I can imagine some drawbacks of the system shown by you. First, it has its own optics, and they will not be comparable to a real macro or reproduction lens with flat field correction. Second, most of these duplicators were meant to be used with 35 mm film camera's, so they won't give you full frame coverage on a crop sensor. Thirdly, every second or 3d slide must be placed into the holder, necessitating refocusing with every second or 3d shot. I don't think they'll outperform a slide projector which you can buy for some € 30,- on the net.
Don't know of any duplicators meant to be placed before the camera's own optics, but in view of the camera lense's optical properties and minimum focusing distance I am rather sure that image quality won't be stellar - to say the least. To arrive at a 1:1 reproduction you would need either a strong diopter or large distancer in front of your lens or some tubes between your camera body and lens - and neither are helpful to image quality, set-up stability or reproduction reliability.
As far as synchronising slide advancement and exposure are concerned - they are not an issue. You use the remote control of the projector to advance each slide, and with the camera remote you activate the shutter for each subsequent slide. You can either control focus of each slide on your camera screen or trust that each slide will have the same focus distance of the former one - a high aperture count (f/16 e.g.) will help in this case.

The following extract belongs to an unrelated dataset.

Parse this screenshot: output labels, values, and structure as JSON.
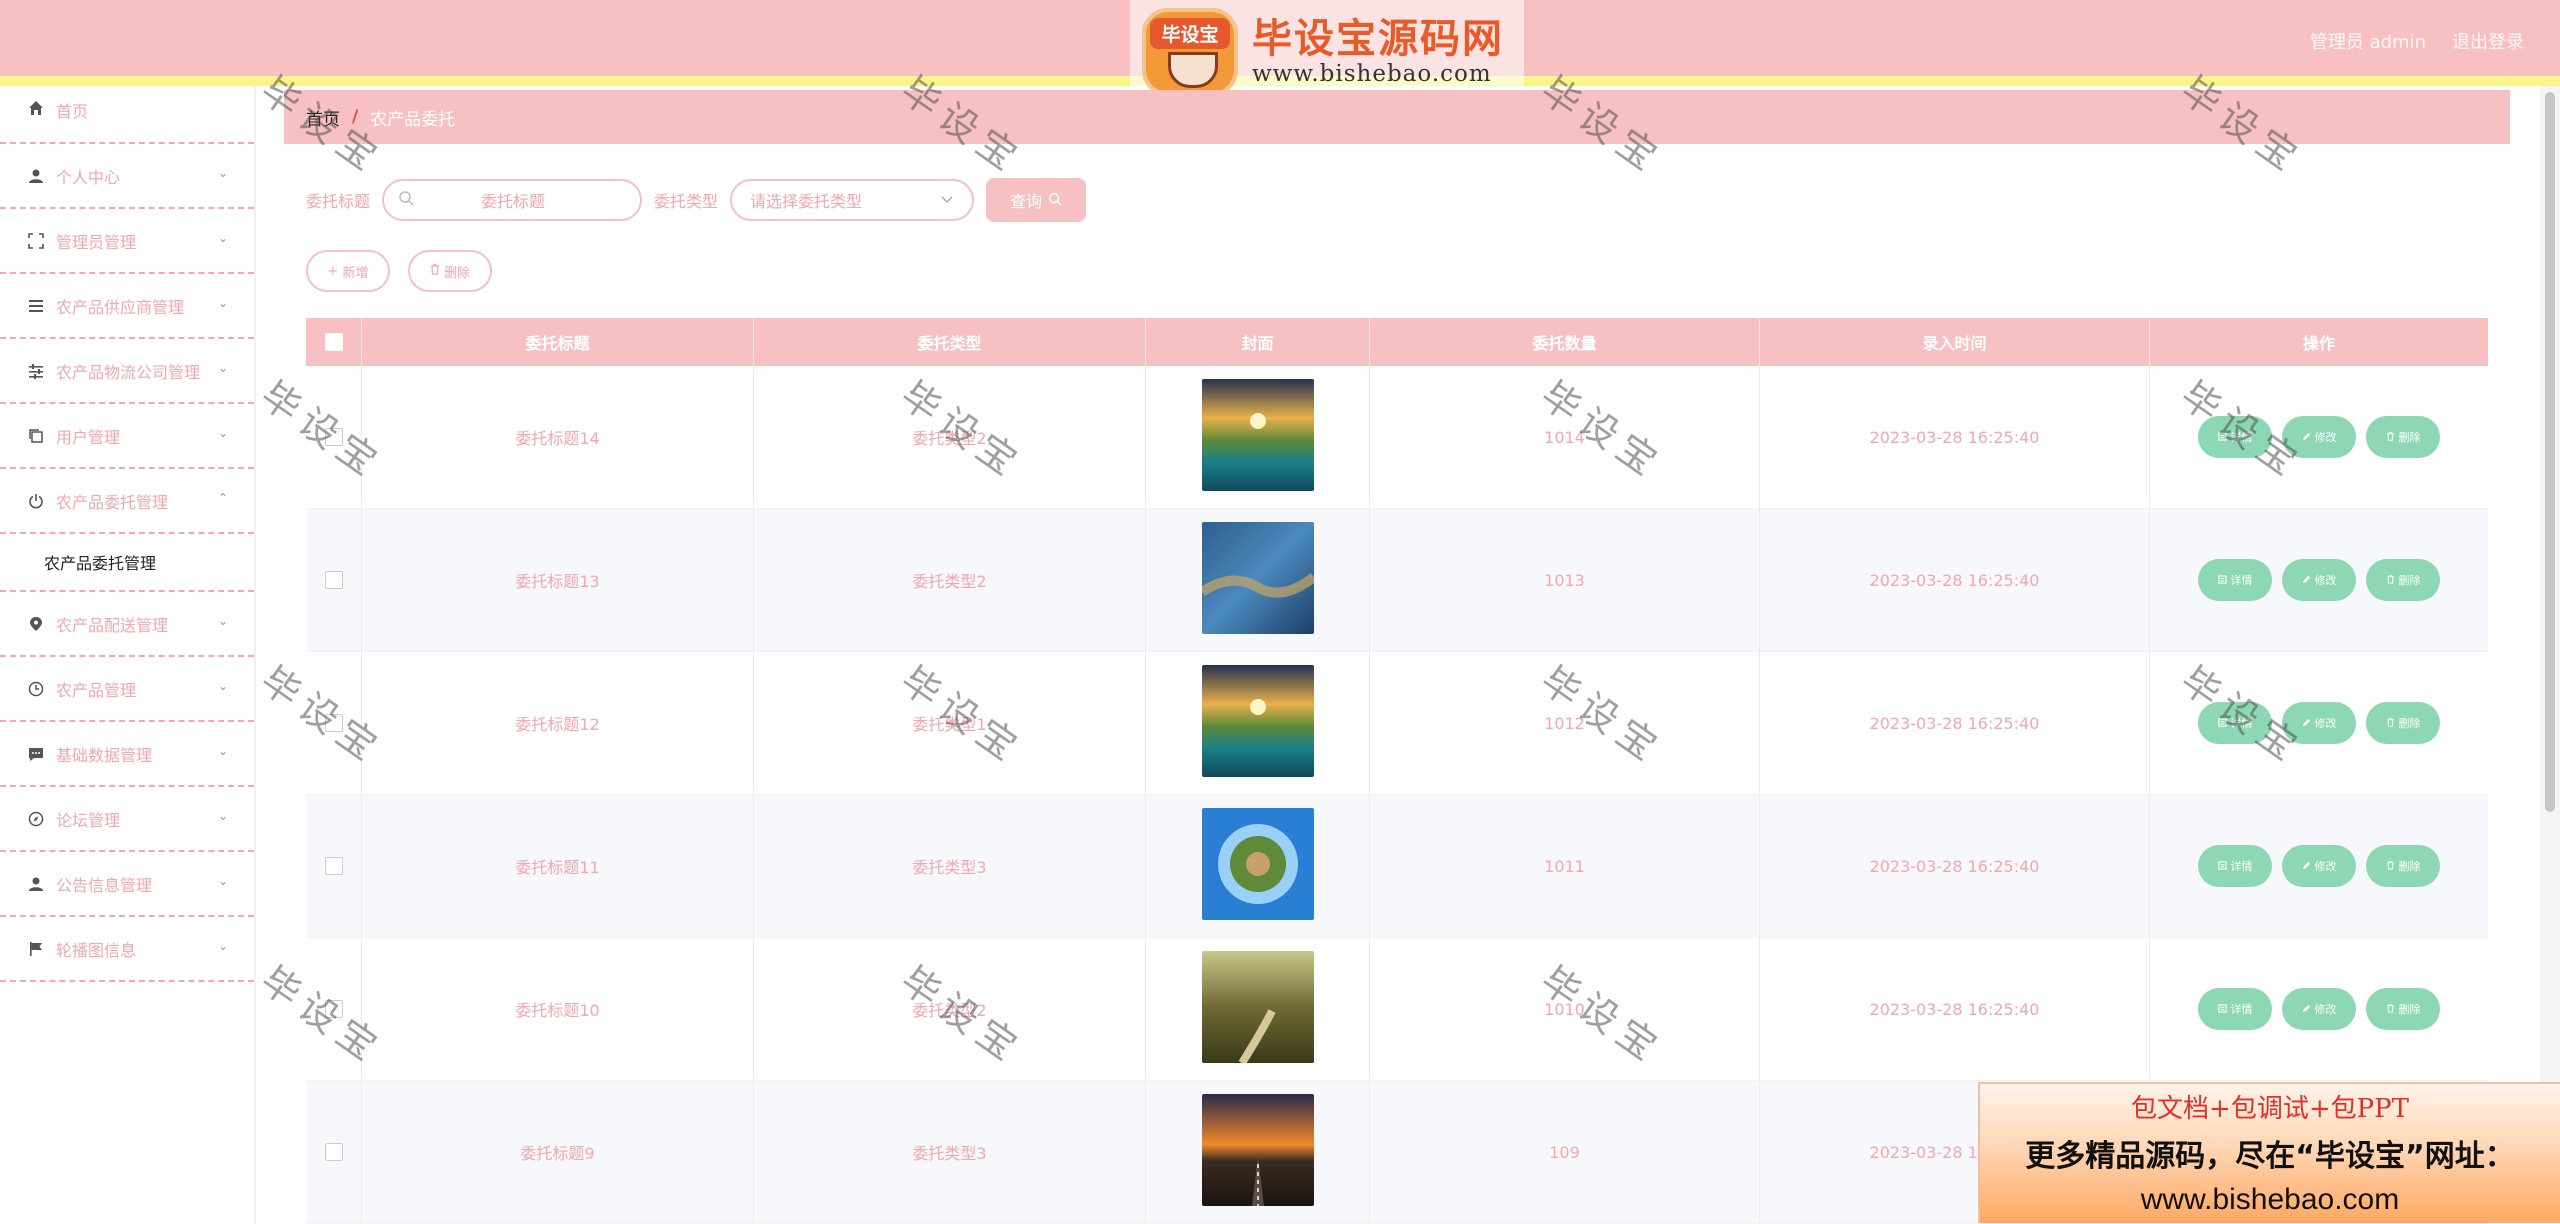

I'm still looking for time and opportunity to try this out on my ca. 6.000 analog slides - I'd probably mount my Kiron 105/2.8 macro lens on my X-E1 body, put it on aperture priority, use my Orion slide projectors' remote to advance my slides and a traditional screw-in remote to activate my X-E1 shutter. I'd regularly check focus using the manual focus enlargement option on the center of the slide, since this will show the largest displacement under influence of the projectors lamp heat. The procedure is clear - now to find the time to translate it into action.